追伸:この記事を書き上げたころ、タイムリーな出来事があった。

 

21/10/02提出 21/10/13受理 21/10/26公開

*1:いわゆるアニソンである。アニソンというとそうでない楽曲よりも下に見られる傾向があると感じるので本稿ではアニソンと呼ぶことは避ける。たしかに主題歌に採用された曲は強制的に繰り返し耳にすることでだんだんと気に入る効果はあるかもしれないが、キャストがボーカルを務める曲で声優の声を聴きたいとかキャラクターの息吹を感じたいとかいう動機でない限り(確かに自分もそういう動機でヘビロテする曲はある)、アニソンを聴く動機もその他の曲を聴く動機も、純粋にその曲が好きかどうかだけであって、その間に優劣は生じないと思う。アニソン独特のコード進行とかこういう作られ方がしやすいとかがあるのかは気になる。

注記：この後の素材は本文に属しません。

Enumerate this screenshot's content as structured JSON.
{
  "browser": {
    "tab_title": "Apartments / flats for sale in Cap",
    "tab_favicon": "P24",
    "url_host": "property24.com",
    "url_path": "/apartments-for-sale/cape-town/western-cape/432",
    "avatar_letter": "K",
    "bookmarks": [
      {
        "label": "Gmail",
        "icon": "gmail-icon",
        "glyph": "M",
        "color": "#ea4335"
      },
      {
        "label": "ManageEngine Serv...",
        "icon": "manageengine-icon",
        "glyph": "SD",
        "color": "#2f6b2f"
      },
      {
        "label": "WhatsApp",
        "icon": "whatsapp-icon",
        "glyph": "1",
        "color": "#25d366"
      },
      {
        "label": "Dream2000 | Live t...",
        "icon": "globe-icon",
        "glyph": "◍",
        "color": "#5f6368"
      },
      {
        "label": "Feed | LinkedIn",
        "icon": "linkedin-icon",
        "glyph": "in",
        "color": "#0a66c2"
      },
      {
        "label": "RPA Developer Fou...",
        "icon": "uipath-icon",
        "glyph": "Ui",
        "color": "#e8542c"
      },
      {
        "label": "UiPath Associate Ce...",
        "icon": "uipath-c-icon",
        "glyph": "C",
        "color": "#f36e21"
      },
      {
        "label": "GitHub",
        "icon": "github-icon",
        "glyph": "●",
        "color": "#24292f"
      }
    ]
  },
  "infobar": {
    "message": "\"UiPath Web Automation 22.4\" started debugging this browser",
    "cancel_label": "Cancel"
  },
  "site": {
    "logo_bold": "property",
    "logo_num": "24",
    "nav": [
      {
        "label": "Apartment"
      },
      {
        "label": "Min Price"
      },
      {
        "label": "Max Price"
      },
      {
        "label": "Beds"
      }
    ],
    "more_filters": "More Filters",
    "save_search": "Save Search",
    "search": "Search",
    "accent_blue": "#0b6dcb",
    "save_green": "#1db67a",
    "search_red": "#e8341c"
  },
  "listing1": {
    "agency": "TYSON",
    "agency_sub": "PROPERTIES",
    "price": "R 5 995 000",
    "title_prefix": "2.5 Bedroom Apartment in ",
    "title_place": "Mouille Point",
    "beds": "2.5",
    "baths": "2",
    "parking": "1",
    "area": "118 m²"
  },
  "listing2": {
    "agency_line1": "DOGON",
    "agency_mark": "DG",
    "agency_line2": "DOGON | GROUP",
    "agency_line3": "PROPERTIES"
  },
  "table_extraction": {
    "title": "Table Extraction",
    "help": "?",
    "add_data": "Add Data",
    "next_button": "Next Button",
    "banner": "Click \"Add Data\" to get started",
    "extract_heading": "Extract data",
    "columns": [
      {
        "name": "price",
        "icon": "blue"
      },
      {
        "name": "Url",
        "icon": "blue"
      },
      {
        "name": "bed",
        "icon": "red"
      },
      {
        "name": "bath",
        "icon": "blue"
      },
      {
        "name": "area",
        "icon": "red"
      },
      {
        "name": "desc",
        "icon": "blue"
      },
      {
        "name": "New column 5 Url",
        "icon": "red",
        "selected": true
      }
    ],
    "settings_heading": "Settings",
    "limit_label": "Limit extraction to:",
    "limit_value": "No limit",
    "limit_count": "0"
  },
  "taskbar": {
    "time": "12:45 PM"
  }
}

*2:いわゆるガールズバンドである。注釈1と同様、そうでない楽曲と比べて下に見られる傾向があるのは何なんだろうね。そもそもガールズバンドってふつうのバンドと何が違うんだ?歌声の周波数?歌詞の内容?演奏のタイトさ?最初男性メンバーのバンドばっかりだった歴史的経緯?まあ強いて言えば男女で思想が違いやすいラブソングの歌詞とかには現れるかもしれんけど、その他の違いは曲を聴く要因の本質的な違いではないじゃんねー。こういった半蔑称的な使われ方をしなければ、字数も少なくて済むし使ってくれて構わないのだけれど。実を言うとガールズバンドもアニソンも、最近好きな音楽を紹介したらこの用語を使って馬鹿にされた経験があったからここまでセンシティブになっている。しかもその後その人が紹介してきたアーティストはアニメのタイアップ経験もある女性ボーカルのアーティストだった。自分の好きなアーティストも傷つけてるのがわからんのかね。しょっぱい注釈を2つ続けて読ませてしまってごめんね。

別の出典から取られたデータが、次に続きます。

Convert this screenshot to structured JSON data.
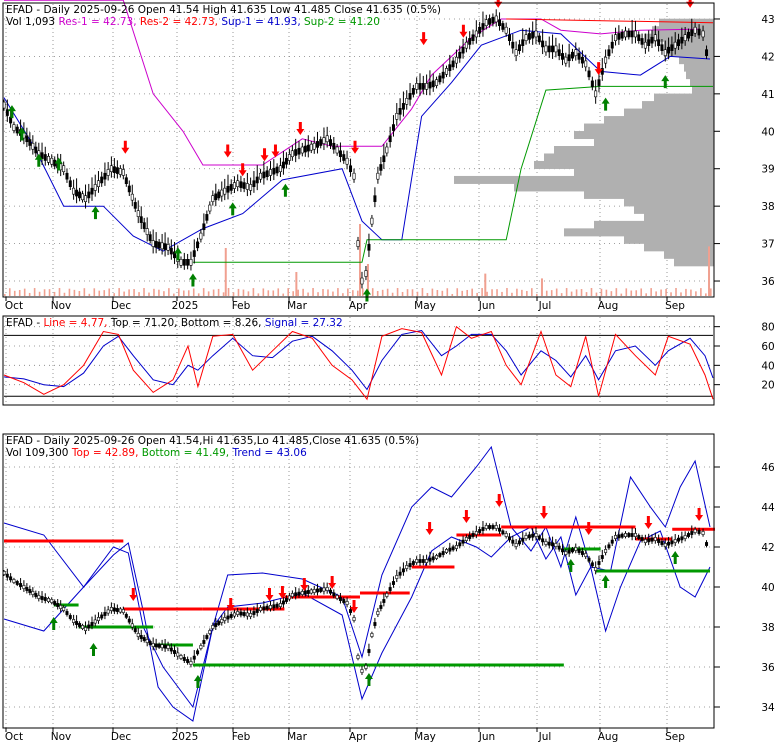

*3:2020年までに2曲の組み合わせにより片方が月150回を超えたり両方が月100回を超えたりしたのは、「21世紀宇宙の子」・「新しい文明開化」(東京事変、2011年7月172/161回)、「電光石火」・「月の爆撃機」(THE BLUE HEARTS、2013年5月116/102回)、「マルコ」・「さっきはごめんね、ありがとう」(クリープハイプ、2016年7月200/183回)、「恋」・「SUN」(星野源、2016年10月163/67回)、「感電」・「何なんw」(米津玄師/藤井風、2020年7月170/101回)。